体験を検証する場合は、ユーザーの実際の行動を想定し、リアルで大きなデータ量を用いてシステムの性能を検証します。検証結果の評価は、定量的な秒数よりも定性的な待ち時間の感じ方が基準です。TTI(Time To Interactive)を用いることもあります。解決策としても、待ち時間をなくす方法を選択することがあります(レスポンスタイムの削減以外にも、スピナーやメッセージングなどの方法もあります)。
一方、システムを検証する場合は、システムが許容または想定している最大のデータ量で、あらゆる操作について検証する必要があります。検証結果は、全体およびそれぞれの責任分界点(ネットワーク、API、DB、レンダリングなど)の実行時間を確認するでしょう。目標値に達していない場合は、ボトルネックの解消のためにリファクタリングが必要です。
体験とシステム、優先順位が高いのは?
プロダクトの特性によって異なるでしょうが、実際にユーザーが操作して利用するプロダクトの場合、まずは良い体験を保証することが重要です。それぞれの責任分界点での性能基準を満たしていることは、「なんか重いな…」と感じているユーザーには関係のないことです。
体験とシステムの検証を混同しない
性能検証の設計を進める中で、体験とシステムの検証が混ざってしまうことがよくあります。
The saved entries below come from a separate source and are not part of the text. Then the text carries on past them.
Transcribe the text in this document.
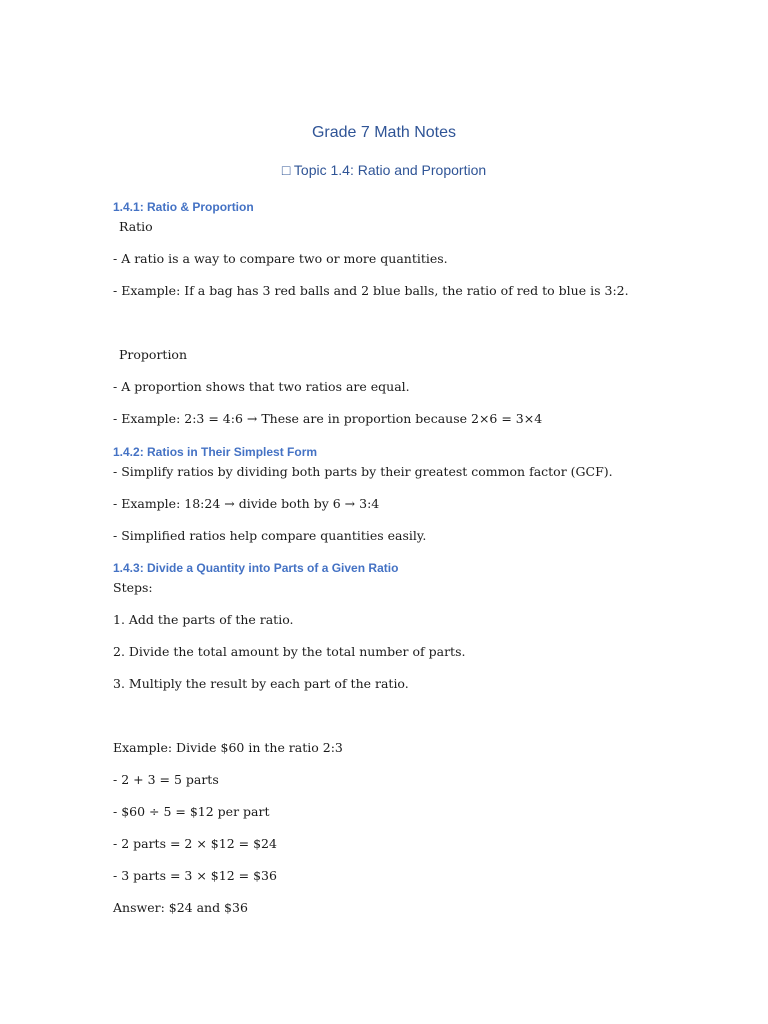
Grade 7 Math Notes
□ Topic 1.4: Ratio and Proportion
1.4.1: Ratio & Proportion

Ratio

- A ratio is a way to compare two or more quantities.

- Example: If a bag has 3 red balls and 2 blue balls, the ratio of red to blue is 3:2.

Proportion

- A proportion shows that two ratios are equal.

- Example: 2:3 = 4:6 → These are in proportion because 2×6 = 3×4

1.4.2: Ratios in Their Simplest Form

- Simplify ratios by dividing both parts by their greatest common factor (GCF).

- Example: 18:24 → divide both by 6 → 3:4

- Simplified ratios help compare quantities easily.

1.4.3: Divide a Quantity into Parts of a Given Ratio

Steps:

1. Add the parts of the ratio.

2. Divide the total amount by the total number of parts.

3. Multiply the result by each part of the ratio.

Example: Divide $60 in the ratio 2:3

- 2 + 3 = 5 parts

- $60 ÷ 5 = $12 per part

- 2 parts = 2 × $12 = $24

- 3 parts = 3 × $12 = $36

Answer: $24 and $36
体験を検証しようとしているにも関わらず、突然「この入力項目の最大文字数は1000文字なので、すべてのデータを1000文字にしよう!(本当にみんな1000文字で使ってる?)」とか。 「このテストケースはNGですが、DBチューニングはやりきったしここまで!(待ち時間を感じさせない方法は考えた?)」とか。 結果として、複雑に捉えてしまい八方塞がりになったり、性能検証やパフォーマンスチューニングに余計な時間を費やすこともあります。
都度、現在行っている性能検証が体験とシステムのどちらを対象にしているのかを再確認し、対象と設計や解決策が適合しているか、もう一方の対象に支障をきたしていないかを常に確認することが重要です。
まとめ
- 性能検証では、「体験」と「システム」の両方が対象となり、それによって「設計」「モデル」「解決策」なども異なる
- 両方の対象を同時に検証しようとすると複雑さが増し、コントロールしづらくなる
- 実際にユーザーが体験する側に立った検証を優先することが大切
- 性能検証中でも体験とシステムが常に混同しやすいため、対象に立ち戻り、自身の目指す方向との適合性を確認し続けることが大切
では🖐️。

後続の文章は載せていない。